Visqueen: The brand name for a U.K.-based product of 4-mil to 10-mil plastic sheeting used as a groundcover and vapor barrier in the crawlspace of a home, a damp-proof course in a roof, a damp-proof membrane for exterior walls, a protective tarpaulin over setting concrete, and a waterproof membrane to line decorative ponds.
visual mock-up: A small-scale model of a finished construction product or project.
vitreous China: A non-porous ceramic that is coated with a ceramic glaze to form toilets and lavatories.

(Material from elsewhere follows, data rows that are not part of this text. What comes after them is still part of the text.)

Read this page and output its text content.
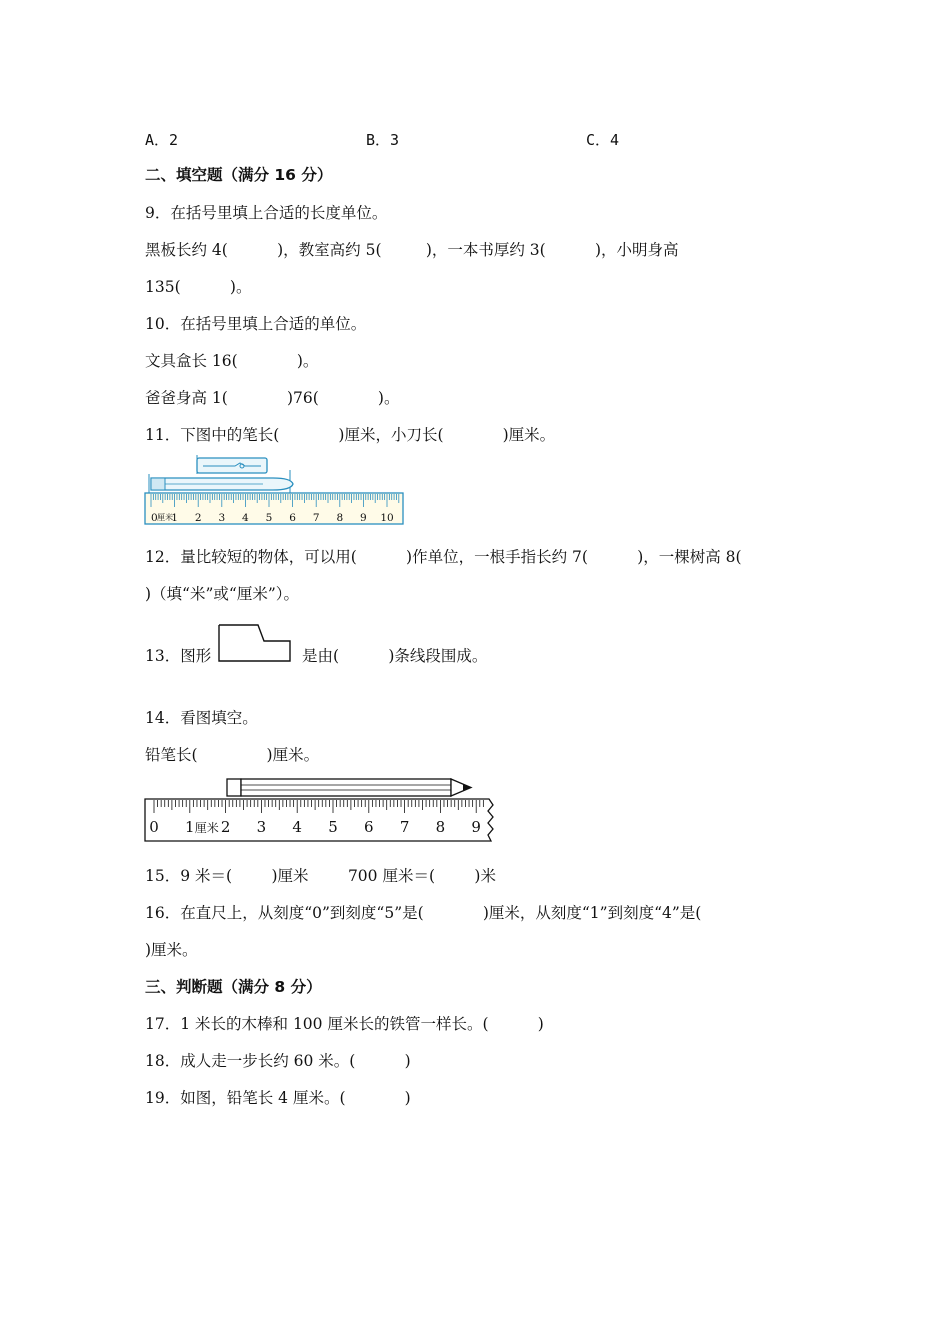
A．2	B．3	C．4
二、填空题（满分 16 分）
9．在括号里填上合适的长度单位。
黑板长约 4(          )，教室高约 5(         )，一本书厚约 3(          )，小明身高
135(          )。
10．在括号里填上合适的单位。
文具盒长 16(            )。
爸爸身高 1(            )76(            )。
11．下图中的笔长(            )厘米，小刀长(            )厘米。
0 1 2 3 4 5 6 7 8 9 10
厘米
12．量比较短的物体，可以用(          )作单位，一根手指长约 7(          )，一棵树高 8(
)（填“米”或“厘米”）。
13．图形	是由(          )条线段围成。
14．看图填空。
铅笔长(              )厘米。
0 1 2 3 4 5 6 7 8 9
厘米
15．9 米＝(        )厘米        700 厘米＝(        )米
16．在直尺上，从刻度“0”到刻度“5”是(            )厘米，从刻度“1”到刻度“4”是(
)厘米。
三、判断题（满分 8 分）
17．1 米长的木棒和 100 厘米长的铁管一样长。(          )
18．成人走一步长约 60 米。(          )
19．如图，铅笔长 4 厘米。(            )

void: A rectangular cardboard box that is installed between the earth (between caissons) and a concrete foundation wall in the presence of expansive soils.
volatile thinner: A liquid that evaporates readily and is used to thin or reduce the consistency of finishes without altering the relative volumes of pigment and non-volatile vehicles.
voltage: The driving force behind the flow of electricity, similar to the pressure in a water pipe. Most U.S. homes are wired with 110- and 220-volt lines, with the 110-volt power used for lighting and most of the other circuits, and the 220-volt power used for the refrigerator/freezer, stove, water heater, clothes washing machine and dryer, and similar large household appliances.
voltmeter: A device that measures the voltage flowing through a circuit.